To identify the circular reference, we can modify the CTE by excluding records where the parent has already appeared in the hierarchy path:
WITH GroupMembers (Child, ParentGroup, Level, HierarchyPath)
AS
(
-- Anchor member definition
SELECT g.Child, g.Parent, 0 AS Level, CONVERT(VARCHAR(MAX), g.Child + '->' + g.Parent) AS HierarchyPath
FROM GroupHierarchy AS g
WHERE Child NOT IN (SELECT Parent FROM GroupHierarchy)
UNION ALL
-- Recursive member definition
SELECT g.Child, g.Parent, Level + 1, HierarchyPath + '->' + g.Parent
FROM GroupHierarchy AS g
INNER JOIN GroupMembers AS gm
ON gm.ParentGroup = g.Child
WHERE gm.HierarchyPath NOT LIKE '%->' + g.Parent + '->%'
)
SELECT LEFT(HierarchyPath, CHARINDEX('->', HierarchyPath) - 1) AS Child, ParentGroup, Level, HierarchyPath
FROM GroupMembers
ORDER BY Level DESC
OPTION (MAXRECURSION 5);
This modified query will give us the hierarchy excluding the circular reference:
Child ParentGroup Level HierarchyPath
------ ------------ ------ --------------------
e d 2 e->b->c->d
a d 2 a->b->c->d
e c 1 e->b->c
a c 1 a->b->c
a b 0 a->b
e b 0 e->b
By examining the hierarchy path, we can identify the circular reference. In this case, the pattern ‘b -> c -> d’ occurs twice, indicating that the ‘d -> b’ relationship is causing the circular reference.

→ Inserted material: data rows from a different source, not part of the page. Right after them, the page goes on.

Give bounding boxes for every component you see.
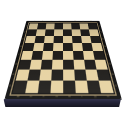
square-b5	[33, 43, 44, 51]
square-e4	[63, 51, 74, 60]
square-b6	[34, 35, 44, 42]
square-c1	[37, 80, 50, 92]
square-c3	[40, 59, 52, 69]
square-h6	[90, 35, 101, 42]
square-f8	[71, 23, 80, 29]
square-e8	[63, 23, 72, 29]
square-b3	[29, 59, 41, 69]
chess-board: abcdefgh abcdefgh 87654321 87654321	[4, 20, 122, 99]
square-d7	[53, 29, 62, 35]
square-f6	[72, 35, 82, 42]
square-b1	[25, 80, 39, 92]
square-f4	[73, 51, 84, 60]
square-b2	[27, 69, 40, 80]
square-e6	[63, 35, 73, 42]
square-c8	[45, 23, 54, 29]
perspective-scene: abcdefgh abcdefgh 87654321 87654321	[0, 0, 125, 113]
square-d4	[52, 51, 63, 60]
board-front-edge	[3, 99, 123, 107]
square-h1	[98, 80, 113, 92]
square-c5	[43, 43, 53, 51]
square-c6	[43, 35, 53, 42]
square-d3	[51, 59, 62, 69]
photo-background: abcdefgh abcdefgh 87654321 87654321	[0, 0, 125, 125]
square-f2	[74, 69, 87, 80]
square-f3	[73, 59, 85, 69]
square-h7	[88, 29, 98, 35]
square-d1	[50, 80, 63, 92]
square-e1	[63, 80, 76, 92]
square-c4	[41, 51, 52, 60]
square-e7	[63, 29, 72, 35]
square-h2	[96, 69, 110, 80]
square-c7	[44, 29, 53, 35]
square-c2	[39, 69, 52, 80]
square-h8	[87, 23, 97, 29]
square-e3	[63, 59, 74, 69]
square-e5	[63, 43, 73, 51]
square-d6	[53, 35, 63, 42]
square-b4	[31, 51, 43, 60]
square-f1	[74, 80, 87, 92]
square-f7	[71, 29, 80, 35]
square-b7	[35, 29, 45, 35]
board-squares	[12, 23, 113, 92]
square-d5	[53, 43, 63, 51]
square-h3	[94, 59, 107, 69]
square-e2	[63, 69, 75, 80]
square-d8	[54, 23, 63, 29]
square-h4	[93, 51, 105, 60]
square-d2	[51, 69, 63, 80]
square-b8	[37, 23, 46, 29]
square-h5	[91, 43, 102, 51]
square-f5	[72, 43, 82, 51]
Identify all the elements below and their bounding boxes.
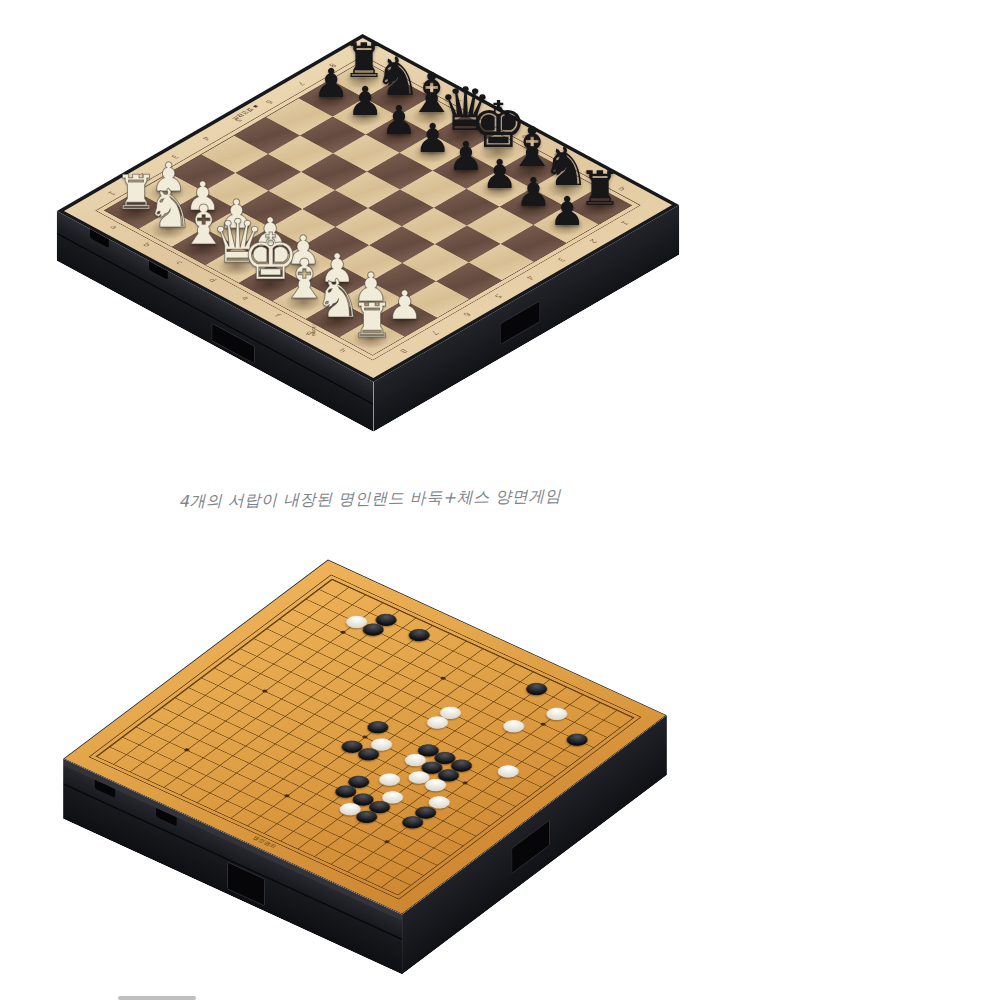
coordinate-label: a bbox=[108, 224, 119, 230]
product-photo-stage: abcdefgh abcdefgh 87654321 12345678 명인랜드… bbox=[0, 0, 1000, 1000]
chess-piece-glyph: ♟ bbox=[482, 154, 518, 194]
go-stone-white bbox=[493, 762, 522, 779]
go-stone-black bbox=[434, 767, 463, 784]
go-stone-white bbox=[421, 777, 450, 794]
go-stone-black bbox=[430, 749, 459, 766]
chess-piece-glyph: ♟ bbox=[347, 82, 383, 122]
coordinate-label: 7 bbox=[430, 330, 441, 336]
chess-piece-glyph: ♟ bbox=[414, 118, 450, 158]
coordinate-label: 8 bbox=[398, 348, 409, 354]
go-stone-white bbox=[374, 771, 403, 788]
coordinate-label: 5 bbox=[493, 293, 504, 299]
go-stone-black bbox=[398, 814, 427, 831]
go-board-assembly: 명인랜드 bbox=[63, 560, 667, 915]
go-stone-black bbox=[348, 791, 377, 808]
chess-piece-glyph: ♟ bbox=[314, 63, 350, 103]
chess-piece-glyph: ♟ bbox=[515, 172, 551, 212]
coordinate-label: 7 bbox=[295, 80, 306, 86]
chess-board-surface: abcdefgh abcdefgh 87654321 12345678 명인랜드… bbox=[57, 34, 679, 382]
go-stone-black bbox=[447, 757, 476, 774]
go-star-point bbox=[183, 748, 190, 752]
coordinate-label: h bbox=[337, 347, 348, 353]
go-stone-white bbox=[367, 736, 396, 753]
coordinate-label: 2 bbox=[588, 238, 599, 244]
go-stone-black bbox=[354, 746, 383, 763]
coordinate-label: d bbox=[207, 277, 218, 283]
go-stone-black bbox=[411, 804, 440, 821]
chess-piece-glyph: ♟ bbox=[549, 191, 585, 231]
coordinate-label: c bbox=[174, 260, 185, 266]
chess-piece-glyph: ♟ bbox=[381, 100, 417, 140]
go-stone-black bbox=[345, 773, 374, 790]
coordinate-label: 4 bbox=[200, 135, 211, 141]
go-star-point bbox=[361, 735, 368, 739]
go-stone-black bbox=[331, 783, 360, 800]
coordinate-label: f bbox=[273, 313, 282, 318]
go-stone-black bbox=[413, 742, 442, 759]
go-board-wood: 명인랜드 bbox=[63, 560, 667, 915]
chess-case-rim: abcdefgh abcdefgh 87654321 12345678 명인랜드… bbox=[57, 34, 679, 382]
go-star-point bbox=[462, 781, 469, 785]
coordinate-label: 6 bbox=[264, 99, 275, 105]
go-star-point bbox=[383, 840, 390, 844]
coordinate-label: 6 bbox=[461, 311, 472, 317]
chess-piece-glyph: ♟ bbox=[448, 136, 484, 176]
drawer-handle-recess bbox=[512, 819, 550, 874]
go-board-surface: 명인랜드 bbox=[63, 560, 667, 915]
go-stone-black bbox=[352, 808, 381, 825]
coordinate-label: 3 bbox=[556, 256, 567, 262]
cropped-photo-edge bbox=[118, 996, 196, 1000]
chess-brand-logo: 명인랜드 bbox=[230, 103, 261, 121]
go-stone-black bbox=[365, 798, 394, 815]
go-stone-black bbox=[337, 738, 366, 755]
coordinate-label: 4 bbox=[524, 275, 535, 281]
coordinate-label: 1 bbox=[619, 220, 630, 226]
go-stone-black bbox=[417, 759, 446, 776]
coordinate-label: b bbox=[141, 242, 152, 248]
chess-piece-glyph: ♜ bbox=[351, 295, 394, 343]
chess-board-assembly: abcdefgh abcdefgh 87654321 12345678 명인랜드… bbox=[57, 34, 679, 382]
go-stone-white bbox=[404, 769, 433, 786]
coordinate-label: e bbox=[240, 295, 251, 301]
go-stone-white bbox=[424, 794, 453, 811]
drawer-handle-recess bbox=[500, 300, 540, 345]
go-stone-white bbox=[378, 789, 407, 806]
go-stone-black bbox=[562, 731, 591, 748]
go-star-point bbox=[283, 794, 290, 798]
go-stone-white bbox=[335, 801, 364, 818]
go-stone-white bbox=[400, 751, 429, 768]
product-caption: 4개의 서랍이 내장된 명인랜드 바둑+체스 양면게임 bbox=[170, 486, 570, 513]
chess-board-border: abcdefgh abcdefgh 87654321 12345678 명인랜드… bbox=[64, 38, 672, 378]
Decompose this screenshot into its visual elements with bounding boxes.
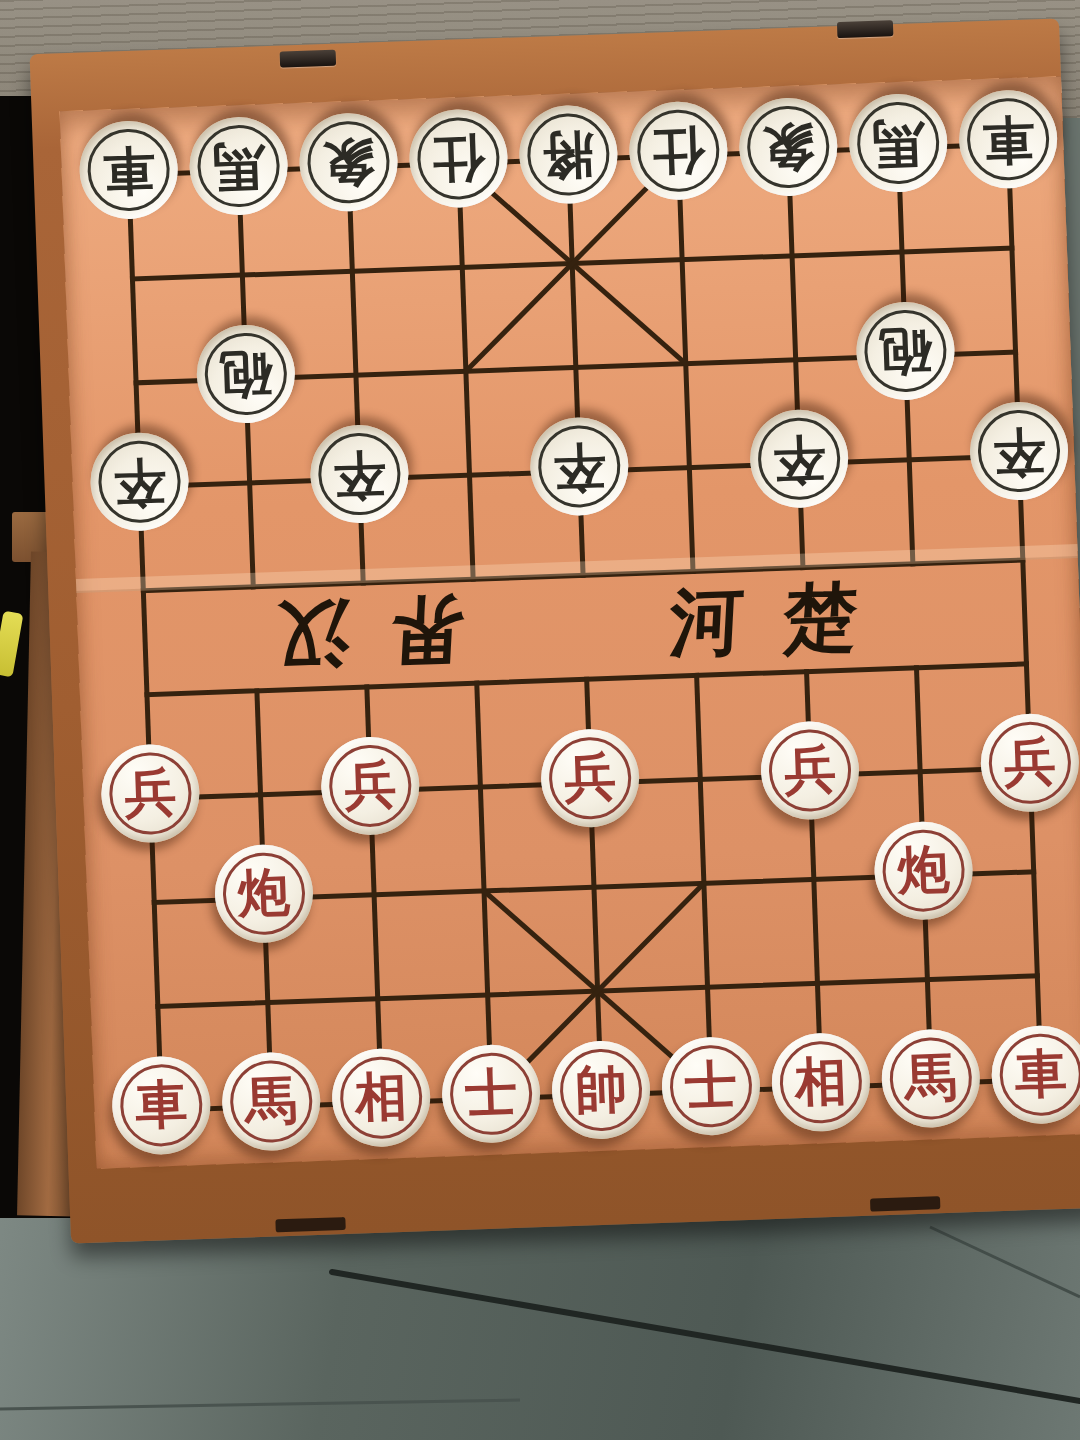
piece-ring: 相 [339,1055,424,1140]
river-text-chu-he: 河楚 [667,560,901,676]
piece-glyph: 兵 [1003,727,1057,799]
board-grid [60,76,1080,1168]
piece-ring: 兵 [987,720,1072,805]
piece-glyph: 炮 [237,858,291,930]
piece-glyph: 馬 [871,107,925,179]
piece-ring: 士 [449,1051,534,1136]
piece-glyph: 象 [321,126,375,198]
piece-ring: 車 [966,97,1051,182]
piece-glyph: 卒 [772,423,826,495]
piece-glyph: 馬 [904,1043,958,1115]
piece-ring: 車 [998,1032,1080,1117]
piece-ring: 帥 [559,1048,644,1133]
piece-glyph: 兵 [343,750,397,822]
piece-glyph: 兵 [123,758,177,830]
piece-glyph: 相 [794,1046,848,1118]
case-clasp-left [280,50,337,68]
piece-ring: 馬 [196,124,281,209]
board-surface: 界汉 河楚 車馬象仕將仕象馬車砲砲卒卒卒卒卒兵兵兵兵兵炮炮車馬相士帥士相馬車 [60,76,1080,1168]
piece-glyph: 士 [464,1058,518,1130]
piece-ring: 仕 [636,108,721,193]
piece-ring: 卒 [537,424,622,509]
piece-ring: 卒 [317,432,402,517]
piece-ring: 相 [779,1040,864,1125]
piece-ring: 馬 [856,101,941,186]
piece-glyph: 車 [1014,1039,1068,1111]
piece-glyph: 馬 [244,1066,298,1138]
piece-ring: 兵 [328,743,413,828]
piece-glyph: 車 [134,1069,188,1141]
piece-ring: 仕 [416,116,501,201]
piece-ring: 炮 [222,851,307,936]
piece-glyph: 相 [354,1062,408,1134]
piece-ring: 砲 [203,332,288,417]
piece-ring: 兵 [768,728,853,813]
piece-ring: 馬 [888,1036,973,1121]
piece-glyph: 砲 [219,338,273,410]
piece-glyph: 兵 [783,735,837,807]
piece-glyph: 仕 [651,115,705,187]
piece-glyph: 卒 [112,446,166,518]
piece-glyph: 帥 [574,1054,628,1126]
case-clasp-right [837,20,894,38]
piece-ring: 象 [746,105,831,190]
piece-ring: 卒 [757,416,842,501]
piece-glyph: 炮 [896,835,950,907]
case-hinge-left [275,1217,345,1232]
piece-glyph: 砲 [878,315,932,387]
piece-ring: 象 [306,120,391,205]
piece-ring: 馬 [229,1059,314,1144]
piece-ring: 卒 [977,409,1062,494]
piece-ring: 炮 [881,828,966,913]
piece-glyph: 馬 [211,130,265,202]
piece-ring: 士 [669,1044,754,1129]
piece-ring: 卒 [97,439,182,524]
piece-glyph: 車 [101,134,155,206]
piece-glyph: 卒 [992,415,1046,487]
piece-ring: 車 [86,128,171,213]
case-hinge-right [870,1196,940,1211]
board-case: 界汉 河楚 車馬象仕將仕象馬車砲砲卒卒卒卒卒兵兵兵兵兵炮炮車馬相士帥士相馬車 [30,18,1080,1243]
piece-ring: 砲 [863,309,948,394]
piece-glyph: 卒 [332,438,386,510]
piece-glyph: 車 [981,103,1035,175]
piece-ring: 車 [119,1063,204,1148]
piece-glyph: 士 [684,1050,738,1122]
piece-ring: 將 [526,112,611,197]
river-text-han-jie: 界汉 [233,575,467,691]
piece-glyph: 象 [761,111,815,183]
piece-glyph: 將 [541,119,595,191]
piece-glyph: 仕 [431,123,485,195]
piece-ring: 兵 [108,751,193,836]
piece-glyph: 兵 [563,742,617,814]
piece-glyph: 卒 [552,431,606,503]
piece-ring: 兵 [548,736,633,821]
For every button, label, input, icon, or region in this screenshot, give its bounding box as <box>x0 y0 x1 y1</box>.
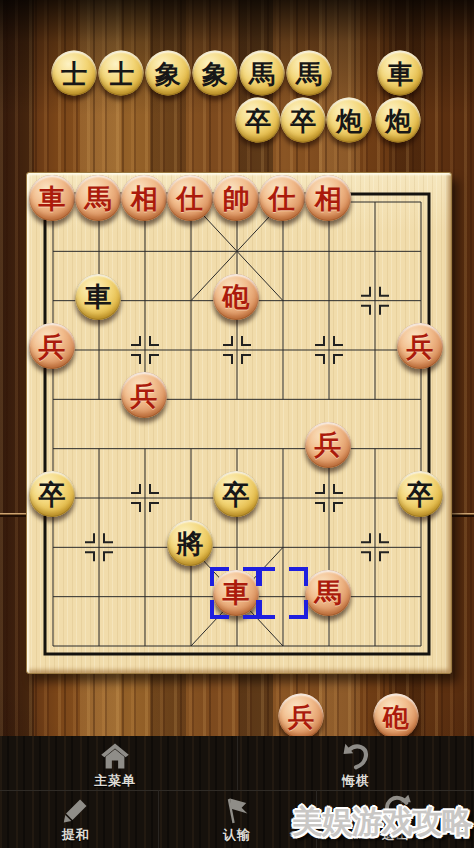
captured-piece-black-象: 象 <box>146 51 191 96</box>
piece-glyph: 炮 <box>336 107 362 133</box>
menu-divider-vertical <box>237 736 238 790</box>
offer-draw-button[interactable]: 提和 <box>30 796 122 844</box>
xiangqi-app-screen: 士士象象馬馬車卒卒炮炮 車馬相仕帥仕相車砲兵兵兵兵卒卒卒將車馬 兵砲 主菜单 悔… <box>0 0 474 848</box>
piece-black-卒[interactable]: 卒 <box>29 471 75 517</box>
piece-red-兵[interactable]: 兵 <box>121 372 167 418</box>
piece-red-仕[interactable]: 仕 <box>167 175 213 221</box>
captured-piece-black-車: 車 <box>378 51 423 96</box>
piece-red-仕[interactable]: 仕 <box>259 175 305 221</box>
piece-red-馬[interactable]: 馬 <box>305 570 351 616</box>
last-move-marker <box>256 567 308 619</box>
piece-glyph: 象 <box>155 60 181 86</box>
piece-glyph: 士 <box>61 60 87 86</box>
resign-label: 认输 <box>223 826 251 844</box>
undo-icon <box>340 740 372 770</box>
piece-red-兵[interactable]: 兵 <box>305 422 351 468</box>
piece-glyph: 馬 <box>315 579 342 606</box>
piece-glyph: 兵 <box>407 333 434 360</box>
piece-glyph: 兵 <box>131 382 158 409</box>
piece-glyph: 卒 <box>290 107 316 133</box>
menu-divider-horizontal <box>0 790 474 791</box>
piece-glyph: 車 <box>223 579 250 606</box>
resign-button[interactable]: 认输 <box>191 796 283 844</box>
piece-red-車[interactable]: 車 <box>213 570 259 616</box>
captured-piece-black-士: 士 <box>52 51 97 96</box>
undo-move-label: 悔棋 <box>342 772 370 790</box>
piece-glyph: 炮 <box>385 107 411 133</box>
piece-black-將[interactable]: 將 <box>167 520 213 566</box>
watermark-text: 美娱游戏攻略 <box>292 801 472 843</box>
pencil-icon <box>62 796 90 824</box>
piece-red-相[interactable]: 相 <box>121 175 167 221</box>
piece-red-車[interactable]: 車 <box>29 175 75 221</box>
piece-glyph: 卒 <box>223 481 250 508</box>
piece-red-砲[interactable]: 砲 <box>213 274 259 320</box>
piece-glyph: 仕 <box>269 185 296 212</box>
piece-red-帥[interactable]: 帥 <box>213 175 259 221</box>
piece-glyph: 士 <box>108 60 134 86</box>
captured-piece-black-卒: 卒 <box>281 98 326 143</box>
piece-black-卒[interactable]: 卒 <box>213 471 259 517</box>
piece-red-馬[interactable]: 馬 <box>75 175 121 221</box>
piece-red-兵[interactable]: 兵 <box>29 323 75 369</box>
captured-piece-black-士: 士 <box>99 51 144 96</box>
piece-glyph: 兵 <box>315 431 342 458</box>
piece-black-車[interactable]: 車 <box>75 274 121 320</box>
home-icon <box>100 742 130 770</box>
piece-glyph: 馬 <box>249 60 275 86</box>
piece-glyph: 相 <box>315 185 342 212</box>
main-menu-button[interactable]: 主菜单 <box>69 742 161 790</box>
piece-glyph: 卒 <box>245 107 271 133</box>
piece-glyph: 將 <box>177 530 204 557</box>
piece-glyph: 車 <box>85 283 112 310</box>
captured-piece-black-象: 象 <box>193 51 238 96</box>
piece-glyph: 仕 <box>177 185 204 212</box>
piece-red-兵[interactable]: 兵 <box>397 323 443 369</box>
offer-draw-label: 提和 <box>62 826 90 844</box>
piece-glyph: 兵 <box>288 703 314 729</box>
piece-glyph: 車 <box>387 60 413 86</box>
flag-icon <box>222 796 252 824</box>
captured-piece-black-馬: 馬 <box>240 51 285 96</box>
piece-glyph: 象 <box>202 60 228 86</box>
captured-piece-black-馬: 馬 <box>287 51 332 96</box>
captured-piece-red-砲: 砲 <box>374 694 419 739</box>
board-grid[interactable]: 車馬相仕帥仕相車砲兵兵兵兵卒卒卒將車馬 <box>29 177 443 670</box>
captured-piece-black-炮: 炮 <box>327 98 372 143</box>
piece-glyph: 砲 <box>383 703 409 729</box>
undo-move-button[interactable]: 悔棋 <box>310 740 402 790</box>
piece-black-卒[interactable]: 卒 <box>397 471 443 517</box>
piece-glyph: 帥 <box>223 185 250 212</box>
captured-piece-black-卒: 卒 <box>236 98 281 143</box>
main-menu-label: 主菜单 <box>94 772 136 790</box>
piece-glyph: 卒 <box>39 481 66 508</box>
piece-glyph: 馬 <box>296 60 322 86</box>
captured-piece-black-炮: 炮 <box>376 98 421 143</box>
piece-glyph: 兵 <box>39 333 66 360</box>
piece-glyph: 馬 <box>85 185 112 212</box>
captured-piece-red-兵: 兵 <box>279 694 324 739</box>
piece-red-相[interactable]: 相 <box>305 175 351 221</box>
piece-glyph: 砲 <box>223 283 250 310</box>
piece-glyph: 相 <box>131 185 158 212</box>
piece-glyph: 卒 <box>407 481 434 508</box>
menu-divider-vertical <box>158 790 159 848</box>
piece-glyph: 車 <box>39 185 66 212</box>
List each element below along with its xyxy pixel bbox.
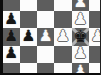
square-f5[interactable] bbox=[89, 0, 100, 11]
square-b4[interactable] bbox=[20, 11, 37, 28]
square-a2[interactable]: ♟ bbox=[3, 46, 20, 63]
square-d3[interactable]: ♟ bbox=[54, 28, 71, 45]
square-c3[interactable]: ♟ bbox=[37, 28, 54, 45]
square-a4[interactable]: ♟ bbox=[3, 11, 20, 28]
black-king: ♚ bbox=[73, 29, 88, 46]
white-pawn: ♟ bbox=[56, 29, 70, 45]
white-pawn: ♟ bbox=[73, 46, 87, 62]
black-pawn: ♟ bbox=[4, 29, 18, 45]
square-a3[interactable]: ♟ bbox=[3, 28, 20, 45]
square-f3[interactable]: ♟ bbox=[89, 28, 100, 45]
square-c2[interactable] bbox=[37, 46, 54, 63]
square-b5[interactable] bbox=[20, 0, 37, 11]
square-f4[interactable] bbox=[89, 11, 100, 28]
square-e2[interactable]: ♟ bbox=[72, 46, 89, 63]
square-d5[interactable] bbox=[54, 0, 71, 11]
white-pawn: ♟ bbox=[91, 29, 100, 45]
square-e4[interactable]: ♟ bbox=[72, 11, 89, 28]
chess-board-viewport: ♟♟♟♟♟♟♟♚♟♟♟♟ bbox=[0, 0, 100, 75]
black-pawn: ♟ bbox=[4, 12, 18, 28]
black-pawn: ♟ bbox=[4, 46, 18, 62]
square-f2[interactable] bbox=[89, 46, 100, 63]
square-b2[interactable] bbox=[20, 46, 37, 63]
square-e5[interactable]: ♟ bbox=[72, 0, 89, 11]
black-pawn: ♟ bbox=[21, 29, 35, 45]
board-border-bottom bbox=[0, 73, 100, 75]
square-d2[interactable] bbox=[54, 46, 71, 63]
square-d4[interactable] bbox=[54, 11, 71, 28]
square-c4[interactable] bbox=[37, 11, 54, 28]
white-pawn: ♟ bbox=[73, 12, 87, 28]
board-border-left bbox=[0, 0, 3, 75]
white-pawn: ♟ bbox=[39, 29, 53, 45]
square-a5[interactable] bbox=[3, 0, 20, 11]
square-e3[interactable]: ♚ bbox=[72, 28, 89, 45]
white-pawn: ♟ bbox=[73, 0, 87, 10]
square-b3[interactable]: ♟ bbox=[20, 28, 37, 45]
square-c5[interactable] bbox=[37, 0, 54, 11]
chess-board: ♟♟♟♟♟♟♟♚♟♟♟♟ bbox=[3, 0, 101, 75]
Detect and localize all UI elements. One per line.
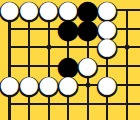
board-grid: ●●●●●●●●●●●●●●●●●●●●●●●●●●●●●●: [0, 1, 136, 113]
board-point-d5[interactable]: ●●: [58, 75, 78, 94]
white-stone-f5: ●●: [97, 75, 117, 95]
board-point-e4[interactable]: [78, 94, 98, 113]
board-point-g6[interactable]: [117, 57, 137, 76]
board-point-a7[interactable]: [0, 38, 19, 57]
board-point-d4[interactable]: [58, 94, 78, 113]
board-point-b7[interactable]: [19, 38, 39, 57]
board-point-a4[interactable]: [0, 94, 19, 113]
board-point-g9[interactable]: [117, 1, 137, 20]
board-point-f5[interactable]: ●●: [97, 75, 117, 94]
board-point-f7[interactable]: ●●: [97, 38, 117, 57]
board-point-b4[interactable]: [19, 94, 39, 113]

Now that we have identified the problem record, we can correct it in the source data to resolve the circular reference.
In conclusion, circular references can be a challenge when working with hierarchical data in SQL Server. By using a CTE and excluding records with existing parent references, we can identify and resolve circular references. This allows us to analyze hierarchical data without encountering errors due to infinite loops.